Мать улыбалась, прекрасно понимая, что ни ее позволения, ни даже ее согласия не требовалось, доставала из шкафа длинную прозрачную бутылку, ставила на стол рядом с тончайшего стекла стаканом в красивом серебряном подстаканнике. В стакане, в кирпично-красной густоте, желтой лодочкой плавала долька лимона, обязательно долька, а не кружок. Отец делал первый бесшумный глоток – удостовериться, что чай достаточно крепок и горяч, отвинчивал пробку на бутылке, наливал ложечку темно-коричневой с золотистым отливом влаги, медленно, священнодействуя, опускал ее в чай, помешивал, потом так же медленно, давая каплям стечь в стакан, вынимал ложечку, делал еще один глоток, откидывался на спинку стула и спрашивал Костю: «Ну-с, чем мы можем сегодня похвастаться, молодой человек?»
В прошлом году, когда Костя болел корью и три дня лежал в темной комнате не выходя, он подсчитал от скуки: если отец начал задавать этот вопрос десять лет назад, когда Косте исполнилось пять, то он задал его уже 3563 раза. Можно было привыкнуть, но Костя так и не привык и подходящего, всегда годного ответа не нашел.
Третий день шестидневки был Костин любимый день: по третьим дням отец ездил в институт на семинары, и можно было приглашать домой друзей, не есть обед из трех блюд и не разговаривать шепотом. По третьим дням он влетал в квартиру, беззаботно-громко хлопая дверью, швырял на пол сумку и бежал в кухню, на ходу сбрасывая ботинки. Если мать была дома, она выходила из комнаты и тоже шла на кухню, они ели обед не как положено, а как попало, закусывали компот холодными котлетами, а суп – свежей французской булкой, недавно переименованной в городскую, и болтали обо всем на свете. Только об отце они никогда не говорили – слишком это было больно и трудно. После обеда, наскоро сполоснув тарелки, мать вела Костю в свою комнату, показывала сделанное за неделю.

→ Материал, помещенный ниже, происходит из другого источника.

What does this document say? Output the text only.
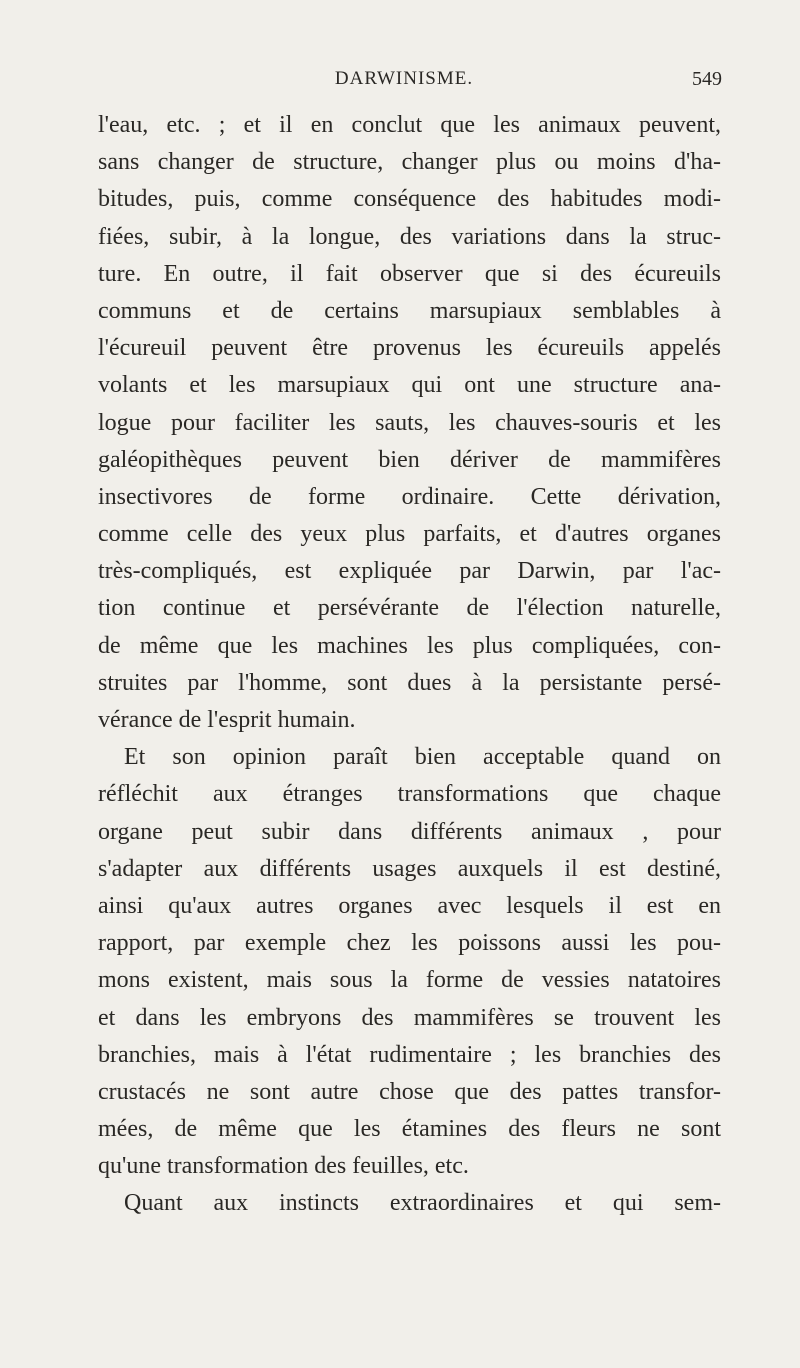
DARWINISME.	549
l'eau, etc. ; et il en conclut que les animaux peuvent,
sans changer de structure, changer plus ou moins d'ha-
bitudes, puis, comme conséquence des habitudes modi-
fiées, subir, à la longue, des variations dans la struc-
ture. En outre, il fait observer que si des écureuils
communs et de certains marsupiaux semblables à
l'écureuil peuvent être provenus les écureuils appelés
volants et les marsupiaux qui ont une structure ana-
logue pour faciliter les sauts, les chauves-souris et les
galéopithèques peuvent bien dériver de mammifères
insectivores de forme ordinaire. Cette dérivation,
comme celle des yeux plus parfaits, et d'autres organes
très-compliqués, est expliquée par Darwin, par l'ac-
tion continue et persévérante de l'élection naturelle,
de même que les machines les plus compliquées, con-
struites par l'homme, sont dues à la persistante persé-
vérance de l'esprit humain.
Et son opinion paraît bien acceptable quand on
réfléchit aux étranges transformations que chaque
organe peut subir dans différents animaux , pour
s'adapter aux différents usages auxquels il est destiné,
ainsi qu'aux autres organes avec lesquels il est en
rapport, par exemple chez les poissons aussi les pou-
mons existent, mais sous la forme de vessies natatoires
et dans les embryons des mammifères se trouvent les
branchies, mais à l'état rudimentaire ; les branchies des
crustacés ne sont autre chose que des pattes transfor-
mées, de même que les étamines des fleurs ne sont
qu'une transformation des feuilles, etc.
Quant aux instincts extraordinaires et qui sem-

Когда ее публично называли художником, мать смущалась и краснела, но наедине с Костей она расслаблялась, раскладывала на столе работы, терпеливо ждала, пока он разглядывал крошечные филигранные пейзажи и натюрморты, потом спрашивала: «Ну?» – и видно было, как ждет она Костиной оценки, как важна ей эта оценка.
Иногда они рисовали вдвоем, мать за столом, Костя у мольберта, иногда Костя просто сидел и смотрел, как рисует мать, поражался отточенности, абсолютной выверенности ее движений, лаконичности крошечных мазков – на маленьком, с Костину ладонь, куске картона или пергамента она умела разместить такое количество людей, зверей, цветов и птиц, прорисованных с такой хирургической тщательностью, что Костя иногда думал, что в ее очки вмонтирован микроскоп.